India and Pakistan in high-pressure knockout
Azeem Ghumman and Ashok Menaria were not yet in their teens when Sachin Tendulkar blitzed Pakistan at Centurion in the 2003 World Cup. They were merely 17 when Misbah-ul-Haq came agonisingly close to snatching the inaugural World Twenty20 from India in 2007. The pressure an India-Pakistan match in a World Cup brings is storied and, on Saturday, these two teenage leaders will experience it for the first time - when their teams clash in the quarter-final of the Under-19 World Cup in Lincoln.
Indian and Pakistani sides have traditionally been the form teams at U-19 World Cups. They enter the tournaments as favourites and rarely fall out of contention before the semi-finals. One will tomorrow. Few expected them to come up against each other so early in the competition.
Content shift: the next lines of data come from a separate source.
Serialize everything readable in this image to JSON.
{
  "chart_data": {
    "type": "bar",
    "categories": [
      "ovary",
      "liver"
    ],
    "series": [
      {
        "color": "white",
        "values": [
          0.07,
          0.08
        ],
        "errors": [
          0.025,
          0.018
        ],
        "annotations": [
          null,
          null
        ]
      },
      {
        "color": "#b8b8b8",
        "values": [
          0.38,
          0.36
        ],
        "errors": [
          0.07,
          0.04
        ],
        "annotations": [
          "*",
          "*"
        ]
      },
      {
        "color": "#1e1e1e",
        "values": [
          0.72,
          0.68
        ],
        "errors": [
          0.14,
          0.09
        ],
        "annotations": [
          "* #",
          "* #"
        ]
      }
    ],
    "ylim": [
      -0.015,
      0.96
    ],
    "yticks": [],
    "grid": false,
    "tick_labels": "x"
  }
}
Pakistan won all their league games and topped their group. India won the first two but dropped their last against England. If they hadn't, they would be playing West Indies.
"We are seething after the loss [to England], and we'll take it out against Pakistan," Meenaria told the Hindustan Times. "The world comes to a standstill when an India-Pakistan match is on."
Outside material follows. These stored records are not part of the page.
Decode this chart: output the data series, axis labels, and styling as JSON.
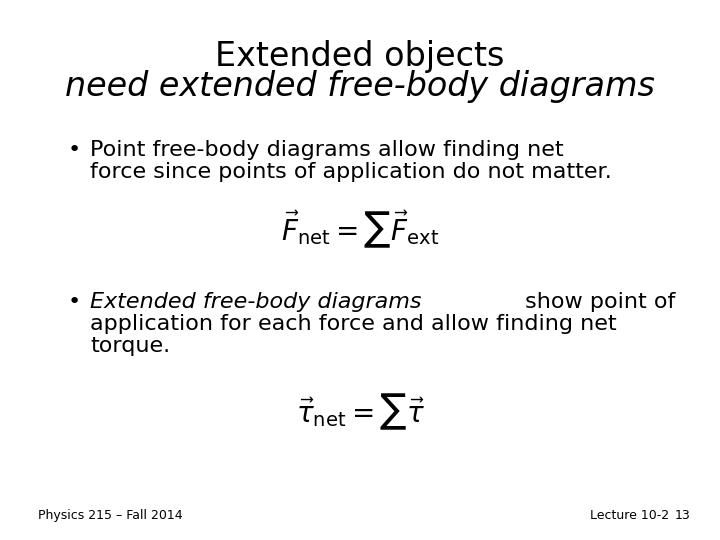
{
  "title_line1": "Extended objects",
  "title_line2": "need extended free-body diagrams",
  "bullet1_text1": "Point free-body diagrams allow finding net",
  "bullet1_text2": "force since points of application do not matter.",
  "bullet2_text1_italic": "Extended free-body diagrams",
  "bullet2_text1_normal": " show point of",
  "bullet2_text2": "application for each force and allow finding net",
  "bullet2_text3": "torque.",
  "formula1": "$\\vec{F}_{\\mathrm{net}} = \\sum \\vec{F}_{\\mathrm{ext}}$",
  "formula2": "$\\vec{\\tau}_{\\mathrm{net}} = \\sum \\vec{\\tau}$",
  "footer_left": "Physics 215 – Fall 2014",
  "footer_right_lecture": "Lecture 10-2",
  "footer_right_page": "13",
  "bg_color": "#ffffff",
  "text_color": "#000000",
  "title_fontsize": 24,
  "body_fontsize": 16,
  "formula_fontsize": 20,
  "footer_fontsize": 9
}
Pakistan perhaps hold the edge. They scored big against West Indies, bowled Papua New Guinea out cheaply, and held their nerve to win a thriller against Bangladesh. They have the tournament's highest run-scorer, Babar Azam - 260 runs at an average of 130, and the joint highest wicket-taker, Usman Qadir - eight at 15 apiece.
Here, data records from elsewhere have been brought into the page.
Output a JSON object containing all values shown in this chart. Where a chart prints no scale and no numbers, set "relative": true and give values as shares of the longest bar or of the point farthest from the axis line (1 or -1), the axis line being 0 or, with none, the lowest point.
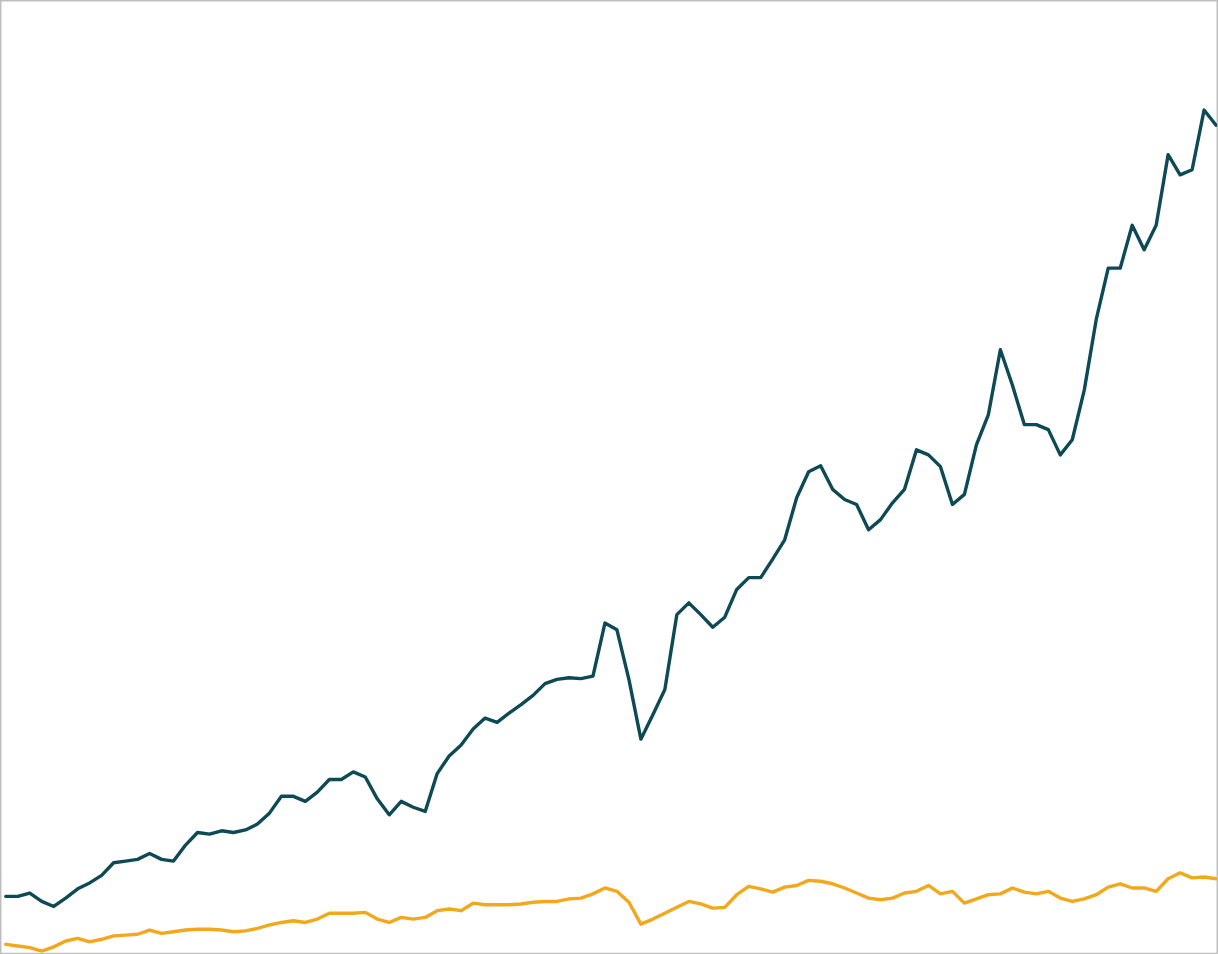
{
  "chart_data": {
    "type": "line",
    "relative": true,
    "categories": [
      null,
      null,
      null,
      null,
      null,
      null,
      null,
      null,
      null,
      null,
      null,
      null,
      null,
      null,
      null,
      null,
      null,
      null,
      null,
      null,
      null,
      null,
      null,
      null,
      null,
      null,
      null,
      null,
      null,
      null,
      null,
      null,
      null,
      null,
      null,
      null,
      null,
      null,
      null,
      null,
      null,
      null,
      null,
      null,
      null,
      null,
      null,
      null,
      null,
      null,
      null,
      null,
      null,
      null,
      null,
      null,
      null,
      null,
      null,
      null,
      null,
      null,
      null,
      null,
      null,
      null,
      null,
      null,
      null,
      null,
      null,
      null,
      null,
      null,
      null,
      null,
      null,
      null,
      null,
      null,
      null,
      null,
      null,
      null,
      null,
      null,
      null,
      null,
      null,
      null,
      null,
      null,
      null,
      null,
      null,
      null,
      null,
      null,
      null,
      null,
      null,
      null
    ],
    "series": [
      {
        "color": "#0e4a55",
        "values": [
          0.065,
          0.065,
          0.069,
          0.059,
          0.053,
          0.063,
          0.074,
          0.081,
          0.09,
          0.105,
          0.107,
          0.109,
          0.116,
          0.109,
          0.107,
          0.126,
          0.141,
          0.139,
          0.143,
          0.141,
          0.144,
          0.151,
          0.164,
          0.184,
          0.184,
          0.178,
          0.189,
          0.204,
          0.204,
          0.213,
          0.207,
          0.181,
          0.162,
          0.178,
          0.171,
          0.166,
          0.211,
          0.232,
          0.245,
          0.264,
          0.277,
          0.272,
          0.283,
          0.293,
          0.304,
          0.318,
          0.323,
          0.325,
          0.324,
          0.327,
          0.39,
          0.382,
          0.323,
          0.252,
          0.281,
          0.311,
          0.4,
          0.414,
          0.4,
          0.385,
          0.397,
          0.43,
          0.444,
          0.444,
          0.466,
          0.489,
          0.539,
          0.57,
          0.577,
          0.549,
          0.537,
          0.531,
          0.501,
          0.513,
          0.533,
          0.549,
          0.596,
          0.59,
          0.576,
          0.531,
          0.543,
          0.602,
          0.638,
          0.715,
          0.673,
          0.626,
          0.626,
          0.62,
          0.59,
          0.608,
          0.667,
          0.751,
          0.812,
          0.812,
          0.863,
          0.834,
          0.863,
          0.947,
          0.923,
          0.929,
          1.0,
          0.982
        ]
      },
      {
        "color": "#f3a81c",
        "values": [
          0.008,
          0.006,
          0.004,
          0.0,
          0.005,
          0.012,
          0.015,
          0.011,
          0.014,
          0.018,
          0.019,
          0.02,
          0.025,
          0.021,
          0.023,
          0.025,
          0.026,
          0.026,
          0.025,
          0.023,
          0.024,
          0.027,
          0.031,
          0.034,
          0.036,
          0.034,
          0.038,
          0.045,
          0.045,
          0.045,
          0.046,
          0.038,
          0.034,
          0.04,
          0.038,
          0.04,
          0.048,
          0.05,
          0.048,
          0.057,
          0.055,
          0.055,
          0.055,
          0.056,
          0.058,
          0.059,
          0.059,
          0.062,
          0.063,
          0.068,
          0.075,
          0.071,
          0.058,
          0.032,
          0.038,
          0.045,
          0.052,
          0.059,
          0.056,
          0.051,
          0.052,
          0.067,
          0.077,
          0.074,
          0.07,
          0.076,
          0.078,
          0.084,
          0.083,
          0.08,
          0.075,
          0.069,
          0.063,
          0.061,
          0.063,
          0.069,
          0.071,
          0.078,
          0.068,
          0.071,
          0.057,
          0.062,
          0.067,
          0.068,
          0.075,
          0.07,
          0.068,
          0.071,
          0.063,
          0.059,
          0.062,
          0.067,
          0.076,
          0.08,
          0.075,
          0.075,
          0.071,
          0.086,
          0.093,
          0.087,
          0.088,
          0.086
        ]
      }
    ]
  }
}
The victories India scored were against Afghanistan and Hong Kong and they ensured India's qualification even before the loss to England. Unlike the 2008 campaign, when Tanmay Srivastava and Virat Kohli led the batting charts, this time India's highest runscorer - Rahul Kannaur with 117 in three innings - is 15th on the list. Saurabh Netravalkar, their left-arm fast bowler, could prove to be key. He was exceptional against England, rattling the top order and finishing with figures of 3 for 25.
There is an external factor - and a significant one - in India's favour. They are familiar with conditions at the Bert Sutcliffe Oval, having played two group matches there. Pakistan only got to Christchurch a few days ago - their group matches were on North Island. The pitch at the Bert Sutcliffe Oval aids seam bowling, and is good for batting when the sun shines. Scoring runs, however, requires a disciplined approach as India found out the hard way against England. They must learn quickly from their errors; Pakistan, however, have no second chances.
Another external factor, an uncontrollable one, favours Pakistan. It rained all day in Christchurch on the eve of the match and although Saturday's forecast is brighter one can never be certain. Should the match end in a washout, Pakistan will go through to the semi-final because of their better group position. There is no reserve day.
Pakistan's manager, Shafqat Rana, says this side is the best U-19 Pakistan side he has seen but he's aware of the gravity of the contest. "These children have never played India, forget in a World Cup game, but have grown up watching the high-intensity clashes between the two countries," he told the Indian Express. "They are aware of the expectations back home. Be it an U-13 India-Pakistan game or a veterans' contest, it will always remain special."
And then there's the raging controversy in the subcontinent over the Pakistan players being ignored by the IPL, and maybe it would provide the contest added edge. Rana didn't think so. "They are kids, they have very little idea about IPL auction and other issues," he said. The absence of intense media coverage could also help them focus better.
Ghumman, Menaria and their team-mates will say they're approaching the contest like they would any other. They can try, but all will not succeed. Even the wealth of Tendulkar's experience in pressure situations couldn't prevent him from living the Centurion match a year in advance. And even he slept poorly for 12 nights before d-day.